Isabelle reached the breaking point. “I don’t know! Oh God, I don’t know what’s happening, Luke. I don’t know what kind of evil’s taken hold of your brother or Jules or this island, but I do know Sean’s not a killer. Something’s controlling their minds. You saw Ginny dead before it happened. I saw my father jump off the cliffs yesterday. It’s not just Sean.”
He shook his head.
“We’ve got to keep it together, okay?”
“How can we?” he replied. “Nothing makes sense anymore. It’s like Beecher was right. Maybe those plants are messing with our heads.”
“Yes, that’s it,” she said. “Perhaps it’s the plants.”
“You believe that? They want to kill us?” His eyes closed for a moment. “Monica said the same thing.”
“It sounds crazy, I know, but what other explanation could there be? Plants have been evolving defenses against animals for millions of years. Maybe it has something to do with that fungus; somehow they can reach into our minds. I think it’s possible that they could have turned my father’s work, his lifelong dream, into a way of destroying us.”
“He had no right to do that! I hate him.”
“I know how you feel. But I don’t think he meant for this to happen. He paid for that mistake with his life.”
“Good.” Luke wiped his face and stared at her, helpless. “So what do they want? Dr. Beecher said they had a message.”
She shrugged. “I’m not sure, but my father left a notebook, some kind of journal. Jules said it explained the whole experiment. There were maps showing a long trip George was planning to take. I think he was going to spread the fungus all over the world. Then at some point he realized they were controlling his mind, making him do unspeakable things, so he jumped off the cliffs to stop them.”
“Idiot. That didn’t stop them at all. He should have called the police, or told that lawyer what was going on. I mean, he must have known other people would come here. You’d think he’d leave some kind of warning.”
Isabelle’s eyes widened. She pressed a hand to her forehead and pulled the riddle from her back pocket. It was crumpled and damp. “Maybe he was trying to warn us. Give us some way to protect ourselves from the plants on the island.” She read from the paper. “‘Open The Book to find a link. The goddess Hanus, protector of all who think.’”

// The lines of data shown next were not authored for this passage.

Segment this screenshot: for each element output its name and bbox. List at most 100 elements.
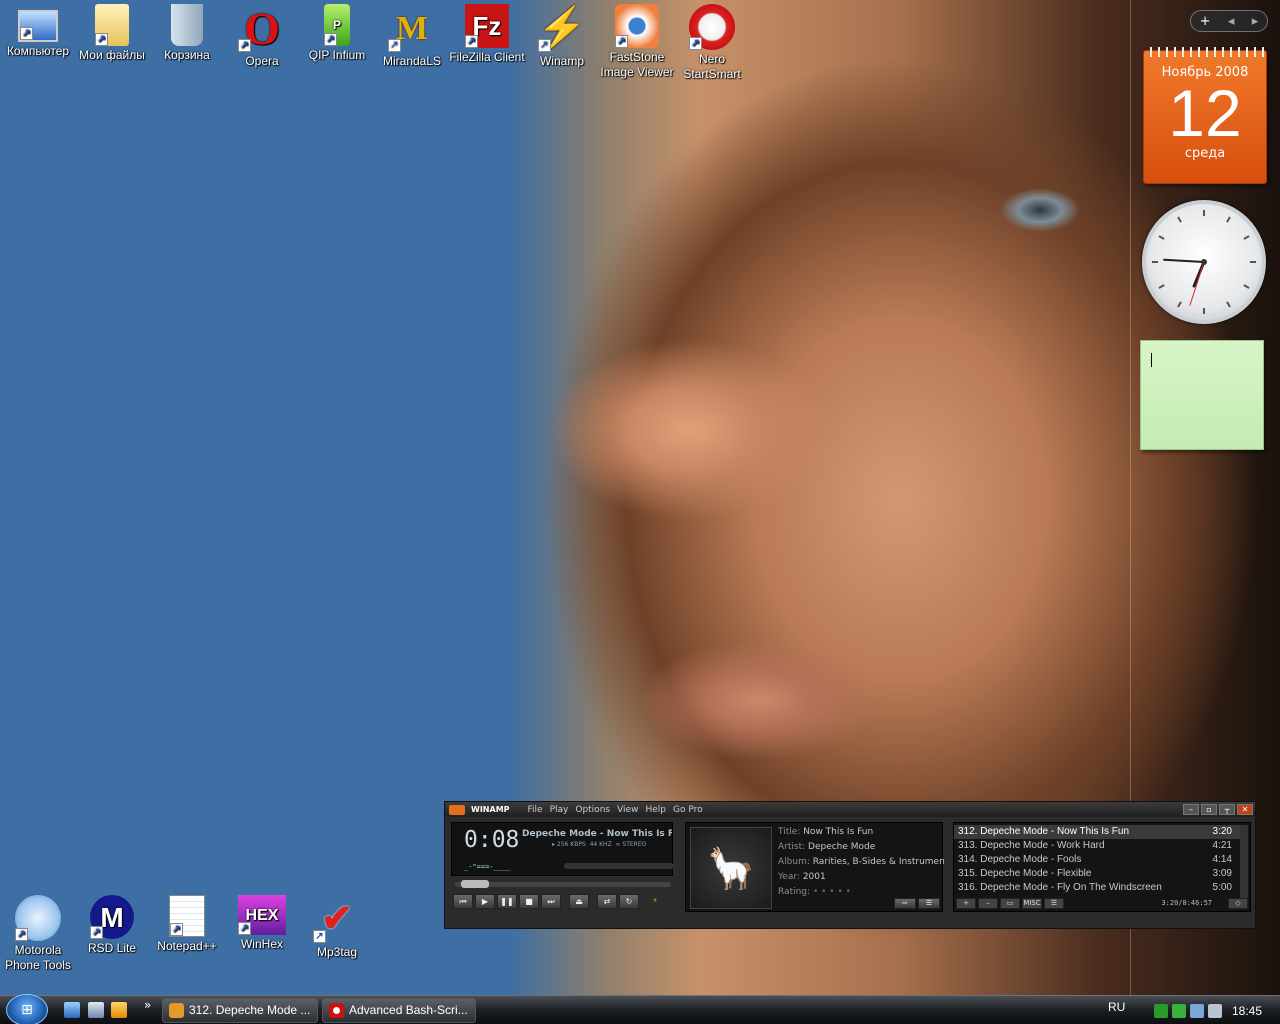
desktop-icon-winhex[interactable]: HEX ↗ WinHex [224,893,300,952]
stop-button[interactable]: ■ [519,894,539,909]
quick-launch-chevron-icon[interactable]: » [144,998,151,1012]
minimize-button[interactable]: – [1183,804,1199,815]
add-gadget-icon[interactable]: + [1200,14,1211,29]
desktop-icon-recycle-bin[interactable]: Корзина [149,2,225,63]
menu-view[interactable]: View [617,805,638,815]
show-desktop-icon[interactable] [64,1002,80,1018]
desktop-icon-notepadpp[interactable]: ↗ Notepad++ [149,893,225,954]
mp3tag-icon: ✔ ↗ [313,895,361,943]
playlist-misc-button[interactable]: MISC [1022,897,1042,909]
desktop-icon-label: RSD Lite [87,941,137,955]
media-player-icon[interactable] [111,1002,127,1018]
menu-file[interactable]: File [528,805,543,815]
winamp-player-panel: 0:08 Depeche Mode - Now This Is Fun ▸ 25… [451,822,674,914]
seek-knob[interactable] [461,880,489,888]
bitrate-value: 256 [556,841,569,848]
desktop-icon-winamp[interactable]: ⚡ ↗ Winamp [524,2,600,69]
seek-bar[interactable] [455,880,671,888]
menu-help[interactable]: Help [645,805,666,815]
windows-logo-icon: ⊞ [21,1002,33,1018]
desktop-icon-label: Opera [245,54,279,68]
desktop-icon-miranda[interactable]: M ↗ MirandaLS [374,2,450,69]
desktop-icon-label: Winamp [539,54,584,68]
close-button[interactable]: ✕ [1237,804,1253,815]
repeat-button[interactable]: ↻ [619,894,639,909]
playlist-footer: + – ▭ MISC ☰ 3:20/8:46:57 ◇ [956,897,1248,909]
next-page-icon[interactable]: ▸ [1252,14,1259,29]
desktop-icon-faststone[interactable]: ↗ FastStone Image Viewer [599,2,675,80]
sidebar-controls: + ◂ ▸ [1190,10,1268,32]
playlist-item[interactable]: 314. Depeche Mode - Fools 4:14 [954,853,1242,867]
playlist-add-button[interactable]: + [956,897,976,909]
previous-button[interactable]: ⏮ [453,894,473,909]
meta-menu-icon[interactable]: ☰ [918,898,940,909]
volume-icon[interactable] [1208,1003,1222,1018]
taskbar-button-label: 312. Depeche Mode ... [189,1003,311,1017]
meta-title-row: Title: Now This Is Fun [778,827,874,837]
calendar-rings [1144,47,1266,57]
playlist-select-button[interactable]: ▭ [1000,897,1020,909]
desktop-icon-opera[interactable]: O ↗ Opera [224,2,300,69]
desktop-icon-rsd-lite[interactable]: M ↗ RSD Lite [74,893,150,956]
desktop-icon-mp3tag[interactable]: ✔ ↗ Mp3tag [299,893,375,960]
desktop-icon-qip[interactable]: P ↗ QIP Infium [299,2,375,63]
menu-options[interactable]: Options [575,805,610,815]
menu-go-pro[interactable]: Go Pro [673,805,703,815]
system-clock[interactable]: 18:45 [1232,1004,1262,1018]
winhex-icon: HEX ↗ [238,895,286,935]
desktop-icon-motorola-phone-tools[interactable]: ↗ Motorola Phone Tools [0,893,76,973]
meta-rating[interactable]: • • • • • [813,887,851,897]
meta-year: 2001 [802,872,826,882]
playlist-item[interactable]: 316. Depeche Mode - Fly On The Windscree… [954,881,1242,895]
menu-play[interactable]: Play [550,805,569,815]
desktop-icon-label: MirandaLS [382,54,442,68]
playlist-remove-button[interactable]: – [978,897,998,909]
playlist-item[interactable]: 313. Depeche Mode - Work Hard 4:21 [954,839,1242,853]
playlist-panel: 312. Depeche Mode - Now This Is Fun 3:20 … [953,822,1251,912]
stereo-label: STEREO [622,841,647,848]
desktop-icon-label: FastStone Image Viewer [600,50,674,79]
volume-slider[interactable] [564,863,674,869]
taskbar-button-winamp[interactable]: 312. Depeche Mode ... [162,998,318,1023]
pause-button[interactable]: ❚❚ [497,894,517,909]
winamp-window[interactable]: WINAMP File Play Options View Help Go Pr… [444,801,1256,929]
desktop-icon-my-files[interactable]: ↗ Мои файлы [74,2,150,63]
eject-button[interactable]: ⏏ [569,894,589,909]
start-button[interactable]: ⊞ [6,994,48,1024]
desktop-icon-filezilla[interactable]: Fz ↗ FileZilla Client [449,2,525,65]
language-indicator[interactable]: RU [1108,1000,1125,1014]
desktop-icon-nero[interactable]: ↗ Nero StartSmart [674,2,750,82]
desktop-icon-label: Motorola Phone Tools [5,943,71,972]
previous-page-icon[interactable]: ◂ [1228,14,1235,29]
tray-app-icon[interactable] [1154,1003,1168,1018]
visualizer[interactable]: _-"===-____ [464,863,510,871]
playlist-item[interactable]: 315. Depeche Mode - Flexible 3:09 [954,867,1242,881]
network-icon[interactable] [1190,1003,1204,1018]
calendar-gadget[interactable]: Ноябрь 2008 12 среда [1143,47,1267,184]
switch-windows-icon[interactable] [88,1002,104,1018]
opera-icon [329,1003,344,1018]
sticky-note-gadget[interactable] [1140,340,1264,450]
shade-button[interactable]: ┬ [1219,804,1235,815]
play-button[interactable]: ▶ [475,894,495,909]
desktop-icon-computer[interactable]: ↗ Компьютер [0,2,76,59]
nero-icon: ↗ [689,4,735,50]
taskbar-button-opera[interactable]: Advanced Bash-Scri... [322,998,476,1023]
restore-button[interactable]: ▫ [1201,804,1217,815]
calendar-weekday: среда [1184,146,1226,161]
playlist-scrollbar[interactable] [1240,825,1248,901]
send-to-icon[interactable]: ⇨ [894,898,916,909]
playlist-item[interactable]: 312. Depeche Mode - Now This Is Fun 3:20 [954,825,1242,839]
tray-qip-icon[interactable] [1172,1003,1186,1018]
playlist-options-button[interactable]: ◇ [1228,897,1248,909]
clock-gadget[interactable] [1142,200,1266,324]
winamp-bolt-icon[interactable]: ⚡ [645,894,665,909]
winamp-titlebar[interactable]: WINAMP File Play Options View Help Go Pr… [445,802,1255,817]
winamp-logo-icon [449,804,465,815]
shuffle-button[interactable]: ⇄ [597,894,617,909]
elapsed-time[interactable]: 0:08 [464,827,519,853]
next-button[interactable]: ⏭ [541,894,561,909]
playlist-list-button[interactable]: ☰ [1044,897,1064,909]
meta-artist-row: Artist: Depeche Mode [778,842,876,852]
clock-second-hand [1189,261,1205,306]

Luke scoffed, looking at the books that fell on the floor and hundreds of others on the shelves. “There’s like two thousand books in this house.”
Isabelle didn’t answer for a moment. Her gaze was cloudy and she was nodding. “No. There was only one book to him.”
* * *
Isabelle picked through the ruins in the lab until she found a thick book covered in brown leather. She carried the almanac on botany to the desk and spread it open. “To my father, this really was The Book .”
It was an alphabetic listing of species and she flipped to H . Her finger slid down the pages of old-fashioned type and ink sketches.
“Is there a species called Hanus?” Luke asked.
She scanned the names with her finger and paused on Helianthus annuus. She whispered, “Hanus.”